South Africa's Foreign Minister Naledi Pandor has confirmed that Saudi Arabia, the UAE, Ethiopia, Iran, and Egypt have accepted the invitation to join the BRICS group of emerging economies from Jan. 1 that was extended to them along with Argentina at a summit last year.
The bloc accepted the new Argentine government's decision not to join BRICS despite the previous administration's successful membership application, the minister added at a press conference on Wednesday.
Despite all the hype surrounding BRICS and its alleged growing global influence, the group is unlikely to surpass the G7 as the world's most powerful economic bloc in the years to come. The high-flying vision of reshaping the supposedly unjust, US-led global order will fail due to the group's political, economic, and cultural fragmentation. For example, it's doubtful that the world's largest democracy, India, will accept the growing dominance of autocratic China. Growth alone is no guarantee of success, and BRICS has no solution to its founding defect.
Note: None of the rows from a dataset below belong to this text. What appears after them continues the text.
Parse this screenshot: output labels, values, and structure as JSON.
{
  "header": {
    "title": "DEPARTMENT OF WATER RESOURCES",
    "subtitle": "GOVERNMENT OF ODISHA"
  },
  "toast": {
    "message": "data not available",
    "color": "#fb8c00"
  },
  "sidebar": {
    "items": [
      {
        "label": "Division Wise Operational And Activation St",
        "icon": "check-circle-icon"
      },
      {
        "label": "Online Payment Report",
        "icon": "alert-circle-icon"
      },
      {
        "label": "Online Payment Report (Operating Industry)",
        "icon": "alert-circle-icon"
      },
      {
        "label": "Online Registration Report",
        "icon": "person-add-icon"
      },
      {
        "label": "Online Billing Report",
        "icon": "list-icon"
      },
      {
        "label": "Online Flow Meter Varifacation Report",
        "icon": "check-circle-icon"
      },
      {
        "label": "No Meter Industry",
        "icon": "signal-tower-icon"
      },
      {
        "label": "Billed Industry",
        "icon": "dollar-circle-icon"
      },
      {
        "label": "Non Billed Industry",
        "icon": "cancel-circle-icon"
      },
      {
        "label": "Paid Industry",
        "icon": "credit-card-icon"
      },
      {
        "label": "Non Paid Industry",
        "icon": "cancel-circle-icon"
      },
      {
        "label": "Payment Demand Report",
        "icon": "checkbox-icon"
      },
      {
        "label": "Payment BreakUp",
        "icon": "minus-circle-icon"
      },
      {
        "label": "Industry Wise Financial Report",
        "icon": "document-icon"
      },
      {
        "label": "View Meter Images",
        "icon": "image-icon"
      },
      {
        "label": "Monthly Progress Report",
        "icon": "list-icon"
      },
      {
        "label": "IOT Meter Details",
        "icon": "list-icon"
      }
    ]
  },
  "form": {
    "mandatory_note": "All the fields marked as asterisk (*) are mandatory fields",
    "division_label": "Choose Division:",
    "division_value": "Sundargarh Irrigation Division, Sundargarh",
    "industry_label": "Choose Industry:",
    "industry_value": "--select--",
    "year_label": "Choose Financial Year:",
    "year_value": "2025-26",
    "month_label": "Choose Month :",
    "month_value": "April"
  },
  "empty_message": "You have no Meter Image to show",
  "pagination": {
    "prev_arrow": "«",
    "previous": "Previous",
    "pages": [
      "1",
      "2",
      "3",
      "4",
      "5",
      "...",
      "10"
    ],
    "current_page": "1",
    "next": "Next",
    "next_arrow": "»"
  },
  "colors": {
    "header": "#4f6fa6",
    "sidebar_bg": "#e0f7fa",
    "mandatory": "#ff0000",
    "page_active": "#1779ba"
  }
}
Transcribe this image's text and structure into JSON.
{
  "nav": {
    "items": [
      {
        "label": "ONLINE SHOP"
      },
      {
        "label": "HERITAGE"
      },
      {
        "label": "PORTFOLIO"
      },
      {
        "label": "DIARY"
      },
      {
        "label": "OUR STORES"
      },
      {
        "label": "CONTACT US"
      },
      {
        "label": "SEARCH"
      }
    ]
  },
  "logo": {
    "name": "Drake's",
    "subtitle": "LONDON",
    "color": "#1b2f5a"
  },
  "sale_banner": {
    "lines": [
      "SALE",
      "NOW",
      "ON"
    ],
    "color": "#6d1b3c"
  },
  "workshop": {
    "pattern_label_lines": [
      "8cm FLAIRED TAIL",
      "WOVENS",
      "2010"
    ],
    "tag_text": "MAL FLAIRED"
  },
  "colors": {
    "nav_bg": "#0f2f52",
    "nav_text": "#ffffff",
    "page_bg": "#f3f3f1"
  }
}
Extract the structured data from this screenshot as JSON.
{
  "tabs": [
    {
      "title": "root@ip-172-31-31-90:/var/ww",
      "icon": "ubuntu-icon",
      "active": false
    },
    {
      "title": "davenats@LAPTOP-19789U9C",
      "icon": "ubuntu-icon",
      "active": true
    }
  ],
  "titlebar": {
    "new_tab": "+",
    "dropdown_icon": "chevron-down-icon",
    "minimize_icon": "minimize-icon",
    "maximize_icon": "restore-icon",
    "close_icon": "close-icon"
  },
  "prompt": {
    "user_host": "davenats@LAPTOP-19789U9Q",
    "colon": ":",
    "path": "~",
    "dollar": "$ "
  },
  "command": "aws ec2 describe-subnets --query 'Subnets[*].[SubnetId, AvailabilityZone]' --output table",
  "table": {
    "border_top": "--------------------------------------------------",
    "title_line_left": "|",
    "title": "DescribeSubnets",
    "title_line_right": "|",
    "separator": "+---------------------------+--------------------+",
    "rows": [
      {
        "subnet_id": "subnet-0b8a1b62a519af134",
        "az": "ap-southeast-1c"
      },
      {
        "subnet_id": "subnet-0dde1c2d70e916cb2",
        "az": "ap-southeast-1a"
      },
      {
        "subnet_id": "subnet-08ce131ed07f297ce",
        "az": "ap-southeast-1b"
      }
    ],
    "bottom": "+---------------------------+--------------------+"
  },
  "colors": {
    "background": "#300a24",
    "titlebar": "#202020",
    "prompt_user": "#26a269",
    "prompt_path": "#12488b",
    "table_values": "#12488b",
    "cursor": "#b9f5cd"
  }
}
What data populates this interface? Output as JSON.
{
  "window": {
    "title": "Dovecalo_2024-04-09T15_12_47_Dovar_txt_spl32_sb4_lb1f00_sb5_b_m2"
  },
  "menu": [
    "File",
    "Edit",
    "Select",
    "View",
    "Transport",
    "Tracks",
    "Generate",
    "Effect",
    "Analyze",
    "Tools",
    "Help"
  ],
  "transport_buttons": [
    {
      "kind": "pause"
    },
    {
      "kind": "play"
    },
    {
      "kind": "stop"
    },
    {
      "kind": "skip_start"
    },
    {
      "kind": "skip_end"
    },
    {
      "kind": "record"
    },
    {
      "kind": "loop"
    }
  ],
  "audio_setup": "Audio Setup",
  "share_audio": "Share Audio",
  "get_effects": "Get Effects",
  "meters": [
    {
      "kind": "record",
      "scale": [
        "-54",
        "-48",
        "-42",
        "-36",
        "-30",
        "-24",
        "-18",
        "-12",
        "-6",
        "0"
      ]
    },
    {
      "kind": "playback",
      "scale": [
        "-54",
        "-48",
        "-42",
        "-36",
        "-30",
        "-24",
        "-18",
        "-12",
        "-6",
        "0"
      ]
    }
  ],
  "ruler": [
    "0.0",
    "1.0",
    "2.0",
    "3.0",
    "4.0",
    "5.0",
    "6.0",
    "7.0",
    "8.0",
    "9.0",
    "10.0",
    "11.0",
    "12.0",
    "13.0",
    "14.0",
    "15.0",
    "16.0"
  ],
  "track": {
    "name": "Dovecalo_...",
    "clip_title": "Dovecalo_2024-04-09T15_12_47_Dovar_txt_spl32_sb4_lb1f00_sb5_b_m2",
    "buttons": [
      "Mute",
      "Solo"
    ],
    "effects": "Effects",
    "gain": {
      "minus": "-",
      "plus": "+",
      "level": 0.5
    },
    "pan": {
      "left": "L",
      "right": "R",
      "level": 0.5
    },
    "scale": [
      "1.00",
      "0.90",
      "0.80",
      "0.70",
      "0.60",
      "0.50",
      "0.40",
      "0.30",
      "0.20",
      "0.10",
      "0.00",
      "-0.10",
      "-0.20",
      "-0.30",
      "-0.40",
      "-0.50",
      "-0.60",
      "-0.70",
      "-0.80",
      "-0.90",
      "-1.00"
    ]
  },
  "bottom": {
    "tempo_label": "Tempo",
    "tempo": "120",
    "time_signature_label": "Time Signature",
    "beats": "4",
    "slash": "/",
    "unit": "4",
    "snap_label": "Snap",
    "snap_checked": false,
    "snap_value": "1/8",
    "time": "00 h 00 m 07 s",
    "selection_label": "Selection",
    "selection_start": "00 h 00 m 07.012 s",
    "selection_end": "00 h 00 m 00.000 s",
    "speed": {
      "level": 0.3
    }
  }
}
The BRICS expansion is further proof that the multipolar world order is taking shape and that the bloc is a driving force behind this trend. An increasing number of Global South countries are rejecting the West's efforts to impose its political and economic will on them. It's precisely from its heterogeneity that the BRICS draws its strength and overcomes the differences and disputes between countries such as India and China. BRICS' growth illustrates the attractiveness of this concept in contrast to the West's unipolar model dominated by the US.